Olympian Jackie Joyner-Kersee Visits Hartford to Announce Comcast Program
For Juan Adorno, being connected to the internet means communicating with his daughter in North Carolina. For Damon Santiago, it translates to practicing cooking with recipes he found online and maybe going to culinary school.
“I’m old school. I just learned the cell phone,” said Santiago, a four-year resident of Betty Knox Apartments, a senior public housing facility.
Now, as part of an expansion of Comcast’s Internet Essentials program, residents at Betty Knox and visitors to the Urban League of Greater Hartford across the street are “officially connected to the internet” and on the way to bridging the digital divide, David Cohen, Comcast’s senior executive vice president and chief diversity officer, said at an event there Tuesday morning.
Cohen and others were joined by Olympian Jackie Joyner-Kersee at the Hartford announcement. Joyner-Kersee, the winner of six Olympic medals in track and field, is serving as a national spokesperson for Comcast.
The announcement should “inspire the whole Comcast team and family to continue to pursue the objective of getting every family, every individual in this country connected to the internet regardless of their income level or the zip code where they live,” Cohen added.
Comcast offers the program to families with school-age children eligible for free and reduced cost lunches, residents of public housing developments, and some low-income senior citizens and community college students as an attempt to bring affordable Internet access to their lives. Participants can pay $9.95 per month for basic internet and can purchase a laptop subsidized by Comcast for $149.99, neither price including tax. The announcement on Tuesday morning broadens the eligibility requirements for low-income senior citizens and marks the first time Hartford senior citizens have been able to participate. Previously only seniors in five cities across the country were offered Internet Essentials, but Hartford is part of an expansion of the program to 12 cities.
“You might not be able to go to the casino next week but this is an investment in your ability to interact with me,” state Sen. Doug McCrory, whose district includes the apartments, joked. “Once you get your internet services I don’t want you emailing me all night. I don’t want a hundred emails coming from you if you’re upset…. It’s not hard to learn and once you get on, it’s going to be hard for a lot of you to get off.”
Officials tried to assuage residents’ concerns about internet safety and user-friendliness. “My mom is 85 and she has the internet. It opened her world,” Marilyn Rossetti, the chair of Hartford’s housing authority, said. “Let me tell you, when your mother gets on Facebook your life has changed. Your life will change but don’t be afraid of it.”
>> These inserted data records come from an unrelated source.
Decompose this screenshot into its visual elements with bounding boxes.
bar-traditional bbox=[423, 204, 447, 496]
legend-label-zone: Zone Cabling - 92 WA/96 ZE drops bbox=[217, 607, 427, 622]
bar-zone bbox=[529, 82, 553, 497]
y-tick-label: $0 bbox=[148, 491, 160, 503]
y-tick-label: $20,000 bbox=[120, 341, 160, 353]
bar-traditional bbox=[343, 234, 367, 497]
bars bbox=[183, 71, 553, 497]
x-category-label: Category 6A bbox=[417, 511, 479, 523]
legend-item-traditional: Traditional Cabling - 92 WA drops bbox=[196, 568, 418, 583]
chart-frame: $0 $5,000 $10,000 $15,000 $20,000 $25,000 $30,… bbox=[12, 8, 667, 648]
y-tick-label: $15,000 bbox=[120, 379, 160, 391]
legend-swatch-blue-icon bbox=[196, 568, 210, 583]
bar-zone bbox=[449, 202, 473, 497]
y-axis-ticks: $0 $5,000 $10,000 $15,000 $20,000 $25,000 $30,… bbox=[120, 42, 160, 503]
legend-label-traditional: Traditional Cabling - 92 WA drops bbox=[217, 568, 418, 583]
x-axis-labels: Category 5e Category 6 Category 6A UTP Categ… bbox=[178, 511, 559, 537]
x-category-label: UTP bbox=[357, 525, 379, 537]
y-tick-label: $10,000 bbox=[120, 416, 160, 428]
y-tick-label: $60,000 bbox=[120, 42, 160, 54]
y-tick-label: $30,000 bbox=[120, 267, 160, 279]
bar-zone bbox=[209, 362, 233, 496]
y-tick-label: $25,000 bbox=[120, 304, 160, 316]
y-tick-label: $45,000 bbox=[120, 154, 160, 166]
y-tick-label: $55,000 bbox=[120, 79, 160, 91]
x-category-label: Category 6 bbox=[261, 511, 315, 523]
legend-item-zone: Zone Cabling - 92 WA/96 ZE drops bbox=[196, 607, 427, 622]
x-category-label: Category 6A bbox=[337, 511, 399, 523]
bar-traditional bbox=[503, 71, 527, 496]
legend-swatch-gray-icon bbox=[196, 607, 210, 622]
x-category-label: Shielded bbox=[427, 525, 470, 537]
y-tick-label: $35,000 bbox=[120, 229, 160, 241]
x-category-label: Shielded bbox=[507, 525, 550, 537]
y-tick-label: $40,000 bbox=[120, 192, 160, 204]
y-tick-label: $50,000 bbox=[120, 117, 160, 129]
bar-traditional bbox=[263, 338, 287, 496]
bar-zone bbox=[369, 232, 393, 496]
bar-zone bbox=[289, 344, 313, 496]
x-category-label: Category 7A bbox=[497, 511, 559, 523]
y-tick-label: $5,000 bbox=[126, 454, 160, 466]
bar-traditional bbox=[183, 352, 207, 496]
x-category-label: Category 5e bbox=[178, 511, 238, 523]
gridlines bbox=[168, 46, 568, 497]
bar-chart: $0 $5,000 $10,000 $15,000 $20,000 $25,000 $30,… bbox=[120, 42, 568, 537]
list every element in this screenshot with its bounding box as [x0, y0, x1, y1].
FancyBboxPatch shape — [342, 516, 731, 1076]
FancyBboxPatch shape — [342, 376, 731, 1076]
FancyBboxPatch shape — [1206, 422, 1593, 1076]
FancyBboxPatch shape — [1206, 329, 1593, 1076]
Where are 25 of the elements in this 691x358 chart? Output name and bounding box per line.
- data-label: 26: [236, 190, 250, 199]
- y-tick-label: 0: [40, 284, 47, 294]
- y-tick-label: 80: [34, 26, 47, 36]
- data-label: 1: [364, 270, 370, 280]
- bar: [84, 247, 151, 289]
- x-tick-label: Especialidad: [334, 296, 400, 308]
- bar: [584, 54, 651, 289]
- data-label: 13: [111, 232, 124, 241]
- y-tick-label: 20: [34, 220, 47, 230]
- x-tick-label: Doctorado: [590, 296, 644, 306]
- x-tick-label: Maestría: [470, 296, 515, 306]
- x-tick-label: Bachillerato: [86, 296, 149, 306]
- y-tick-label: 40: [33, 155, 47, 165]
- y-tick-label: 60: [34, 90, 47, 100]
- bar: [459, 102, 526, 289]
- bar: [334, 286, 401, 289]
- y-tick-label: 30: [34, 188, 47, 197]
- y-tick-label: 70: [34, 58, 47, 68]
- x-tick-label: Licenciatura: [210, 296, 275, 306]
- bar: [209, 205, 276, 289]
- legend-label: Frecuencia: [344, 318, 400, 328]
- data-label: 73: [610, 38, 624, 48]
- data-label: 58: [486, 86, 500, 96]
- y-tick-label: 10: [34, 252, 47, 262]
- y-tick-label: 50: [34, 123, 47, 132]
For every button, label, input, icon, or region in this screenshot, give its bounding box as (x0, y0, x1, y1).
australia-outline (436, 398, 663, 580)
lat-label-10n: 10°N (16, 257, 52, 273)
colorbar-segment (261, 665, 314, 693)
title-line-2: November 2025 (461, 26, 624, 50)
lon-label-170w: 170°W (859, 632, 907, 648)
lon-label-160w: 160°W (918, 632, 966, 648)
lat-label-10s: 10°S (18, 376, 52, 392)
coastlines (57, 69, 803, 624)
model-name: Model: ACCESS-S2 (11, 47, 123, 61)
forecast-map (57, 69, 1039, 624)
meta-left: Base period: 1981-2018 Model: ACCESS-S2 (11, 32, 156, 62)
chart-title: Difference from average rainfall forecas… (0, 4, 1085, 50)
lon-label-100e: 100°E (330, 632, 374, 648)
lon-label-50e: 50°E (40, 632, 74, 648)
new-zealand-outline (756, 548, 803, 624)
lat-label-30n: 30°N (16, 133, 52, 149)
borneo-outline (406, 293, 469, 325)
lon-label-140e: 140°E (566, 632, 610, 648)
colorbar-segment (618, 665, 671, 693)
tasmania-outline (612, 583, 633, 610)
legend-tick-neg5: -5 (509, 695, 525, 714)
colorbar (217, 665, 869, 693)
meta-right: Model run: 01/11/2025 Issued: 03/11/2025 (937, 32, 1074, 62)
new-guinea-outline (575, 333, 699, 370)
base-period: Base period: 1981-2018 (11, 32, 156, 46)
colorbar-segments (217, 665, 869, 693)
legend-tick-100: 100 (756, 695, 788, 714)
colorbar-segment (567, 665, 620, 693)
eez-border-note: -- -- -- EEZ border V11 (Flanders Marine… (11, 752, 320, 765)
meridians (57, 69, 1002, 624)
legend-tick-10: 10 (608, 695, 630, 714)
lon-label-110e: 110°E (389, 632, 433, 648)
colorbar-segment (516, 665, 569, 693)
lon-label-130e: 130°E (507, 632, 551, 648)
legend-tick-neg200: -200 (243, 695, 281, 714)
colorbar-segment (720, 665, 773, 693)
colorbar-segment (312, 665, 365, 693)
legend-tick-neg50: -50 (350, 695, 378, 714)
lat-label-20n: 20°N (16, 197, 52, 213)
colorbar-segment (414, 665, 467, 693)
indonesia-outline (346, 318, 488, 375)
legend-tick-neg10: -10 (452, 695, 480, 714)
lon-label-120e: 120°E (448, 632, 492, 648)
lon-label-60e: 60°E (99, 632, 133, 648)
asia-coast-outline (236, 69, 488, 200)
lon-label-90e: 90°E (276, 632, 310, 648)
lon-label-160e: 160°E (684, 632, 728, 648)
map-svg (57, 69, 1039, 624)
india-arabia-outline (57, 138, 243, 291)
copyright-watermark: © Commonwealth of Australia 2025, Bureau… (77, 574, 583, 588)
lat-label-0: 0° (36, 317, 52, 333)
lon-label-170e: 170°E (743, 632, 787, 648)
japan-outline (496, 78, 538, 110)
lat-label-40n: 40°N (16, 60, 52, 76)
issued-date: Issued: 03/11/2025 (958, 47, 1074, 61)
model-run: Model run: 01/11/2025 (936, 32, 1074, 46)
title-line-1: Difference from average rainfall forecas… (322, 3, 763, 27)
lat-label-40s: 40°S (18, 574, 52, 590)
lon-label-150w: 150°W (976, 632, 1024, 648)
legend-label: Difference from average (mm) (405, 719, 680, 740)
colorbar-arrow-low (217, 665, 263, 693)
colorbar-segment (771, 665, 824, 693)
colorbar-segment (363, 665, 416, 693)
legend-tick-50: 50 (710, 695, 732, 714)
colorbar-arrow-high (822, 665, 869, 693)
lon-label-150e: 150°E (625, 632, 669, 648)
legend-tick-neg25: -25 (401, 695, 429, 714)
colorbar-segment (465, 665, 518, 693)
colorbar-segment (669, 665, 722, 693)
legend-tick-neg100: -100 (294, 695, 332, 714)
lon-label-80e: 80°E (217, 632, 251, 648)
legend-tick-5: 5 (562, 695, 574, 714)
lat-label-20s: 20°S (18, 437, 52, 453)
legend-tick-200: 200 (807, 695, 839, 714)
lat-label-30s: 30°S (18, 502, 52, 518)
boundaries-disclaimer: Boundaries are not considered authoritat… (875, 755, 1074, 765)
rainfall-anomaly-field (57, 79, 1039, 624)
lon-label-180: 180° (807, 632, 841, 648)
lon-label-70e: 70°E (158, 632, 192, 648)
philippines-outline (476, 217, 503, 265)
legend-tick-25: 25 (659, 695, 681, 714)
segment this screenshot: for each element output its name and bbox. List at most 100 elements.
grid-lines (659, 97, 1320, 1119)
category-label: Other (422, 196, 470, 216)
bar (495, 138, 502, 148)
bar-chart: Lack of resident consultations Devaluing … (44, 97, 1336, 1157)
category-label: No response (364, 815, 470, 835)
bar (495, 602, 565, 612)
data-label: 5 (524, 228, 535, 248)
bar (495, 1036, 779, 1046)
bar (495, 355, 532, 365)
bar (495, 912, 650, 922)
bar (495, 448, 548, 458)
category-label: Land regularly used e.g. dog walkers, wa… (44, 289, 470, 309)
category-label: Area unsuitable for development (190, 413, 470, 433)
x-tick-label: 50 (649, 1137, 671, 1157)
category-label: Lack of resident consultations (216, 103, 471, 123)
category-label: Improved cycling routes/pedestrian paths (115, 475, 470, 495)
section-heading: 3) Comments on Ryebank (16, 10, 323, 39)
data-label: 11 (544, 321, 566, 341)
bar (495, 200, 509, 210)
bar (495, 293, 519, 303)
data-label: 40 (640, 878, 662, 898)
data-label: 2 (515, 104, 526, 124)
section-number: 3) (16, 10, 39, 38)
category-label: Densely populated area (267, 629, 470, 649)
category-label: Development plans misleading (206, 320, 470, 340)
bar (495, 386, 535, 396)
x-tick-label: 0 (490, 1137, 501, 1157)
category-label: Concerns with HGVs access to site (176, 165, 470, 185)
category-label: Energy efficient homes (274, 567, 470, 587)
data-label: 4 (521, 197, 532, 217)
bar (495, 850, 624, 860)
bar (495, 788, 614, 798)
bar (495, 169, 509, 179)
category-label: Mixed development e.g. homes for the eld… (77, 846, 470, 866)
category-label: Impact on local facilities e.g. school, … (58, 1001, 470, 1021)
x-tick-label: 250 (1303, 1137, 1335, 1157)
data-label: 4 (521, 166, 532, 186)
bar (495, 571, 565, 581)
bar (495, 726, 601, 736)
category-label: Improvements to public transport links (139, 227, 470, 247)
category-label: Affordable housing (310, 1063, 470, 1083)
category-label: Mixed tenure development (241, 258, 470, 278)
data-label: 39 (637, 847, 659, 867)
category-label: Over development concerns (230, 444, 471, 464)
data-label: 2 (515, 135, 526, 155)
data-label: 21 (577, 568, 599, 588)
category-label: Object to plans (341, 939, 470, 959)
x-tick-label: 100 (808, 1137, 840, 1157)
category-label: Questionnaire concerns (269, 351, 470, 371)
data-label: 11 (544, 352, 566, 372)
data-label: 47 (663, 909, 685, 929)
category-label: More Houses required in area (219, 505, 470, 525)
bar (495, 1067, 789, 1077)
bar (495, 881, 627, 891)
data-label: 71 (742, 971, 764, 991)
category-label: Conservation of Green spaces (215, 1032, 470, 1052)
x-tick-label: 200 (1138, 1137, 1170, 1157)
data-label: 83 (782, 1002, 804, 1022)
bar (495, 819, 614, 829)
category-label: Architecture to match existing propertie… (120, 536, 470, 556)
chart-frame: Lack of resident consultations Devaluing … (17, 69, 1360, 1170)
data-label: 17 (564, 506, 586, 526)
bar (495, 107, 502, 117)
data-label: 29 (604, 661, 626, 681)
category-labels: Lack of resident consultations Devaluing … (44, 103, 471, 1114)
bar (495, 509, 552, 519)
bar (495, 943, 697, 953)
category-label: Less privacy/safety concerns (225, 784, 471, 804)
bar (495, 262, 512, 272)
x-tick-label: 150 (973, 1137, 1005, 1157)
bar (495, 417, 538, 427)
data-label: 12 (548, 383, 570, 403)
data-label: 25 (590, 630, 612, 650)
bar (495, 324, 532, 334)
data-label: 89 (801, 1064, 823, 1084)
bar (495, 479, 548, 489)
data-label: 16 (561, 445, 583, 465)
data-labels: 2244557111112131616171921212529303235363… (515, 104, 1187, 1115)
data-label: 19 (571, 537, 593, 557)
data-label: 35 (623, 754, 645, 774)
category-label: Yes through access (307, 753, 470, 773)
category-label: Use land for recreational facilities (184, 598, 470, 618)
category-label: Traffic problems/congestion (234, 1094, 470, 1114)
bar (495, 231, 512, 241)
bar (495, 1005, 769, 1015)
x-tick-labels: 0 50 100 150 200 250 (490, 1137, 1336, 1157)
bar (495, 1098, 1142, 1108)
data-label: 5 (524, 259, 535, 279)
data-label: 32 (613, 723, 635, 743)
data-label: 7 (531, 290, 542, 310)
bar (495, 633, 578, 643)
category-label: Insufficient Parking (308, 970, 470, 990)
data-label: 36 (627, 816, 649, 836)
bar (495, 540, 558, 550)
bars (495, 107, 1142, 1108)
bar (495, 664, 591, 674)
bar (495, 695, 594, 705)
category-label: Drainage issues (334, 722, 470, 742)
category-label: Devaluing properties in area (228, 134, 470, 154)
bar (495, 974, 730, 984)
Cohen also highlighted the donation of 30 laptops for residents to borrow and the installation of a Wi-Fi hotspot at the apartment building. Additionally, residents can receive training from the Urban League under a grant from Comcast providing 20 classes in digital literacy and safety.
Comcast has been looking for ways to plug the hole created by consumers opting for internet-only access rather than bundles of cable and phone services that was the company’s flagship product. In September, Comcast acknowledged that it is bracing for a loss of 150,000 video subscribers in the third quarter of 2017, causing its stock to dive to its lowest point since August 2011. By focusing its energy on providing Internet access to a greater amount of Americans, Comcast is not only helping low-income households cross the digital divide but also simultaneously creating more internet media consumers.
“We have connected four million low-income Americans, in one million households, to high-speed internet service at home, most of them for the first time in their lives,” Cohen wrote in August, announcing the expansion of the Internet Essentials program to more cities. “We continue to see strength in the program’s momentum, with the first six months of 2017 seeing more new connections than any other six-month period in our history.”